Como fica a questão do marketing digital na solução do Guru?

Muitos vendedores não querem mais aprender a fazer as próprias campanhas. É óbvio que para muitos deles é mais fácil comprar um anúncio numa plataforma do que aprender a operar no Google e no Facebook. Eles acabam comprando a facilidade.

Nós temos uma ferramenta que dá ROI de campanha em tempo real. O vendedor anuncia, nós cruzamos com o nosso sistema de rastreamento e com as vendas que estão sendo realizadas, informando a performance em tempo real do que está acontecendo com a sua campanha. Mas, para isso, ele tem que voltar a ser o responsável pela geração de venda, pois a facilidade de comprar tráfego dentro de um marketplace custa muito caro.

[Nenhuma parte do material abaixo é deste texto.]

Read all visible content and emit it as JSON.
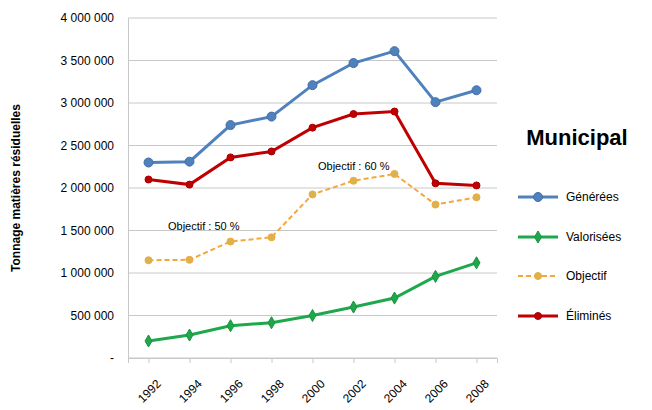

E por que ninguém quer falar sobre isso? Porque para muitos gerentes de marketing é uma molezinha bater a meta sem comprometimento com a rentabilidade. Para muitas agências é a mesma coisa. Ela sobe uma campanhazinha, vende e vai ganhar do mesmo jeito. Uma vez eu fiz uma apresentação para uma agência e um dos seus funcionários me disse que era o cliente que tinha que resolver o seu problema. Eu queria que você visse a minha cara naquele momento.

O propósito foi invertido. Nós servimos ao cliente, e não o contrário. Eu tenho que pensar todo dia em como vou resolver uma dor do meu cliente, e não como eu vou tomar mais dinheiro dele. As startups só pensam em aumentar o take rate dos clientes, aumentando o faturamento independente de se fazer bem ou mal na outra ponta.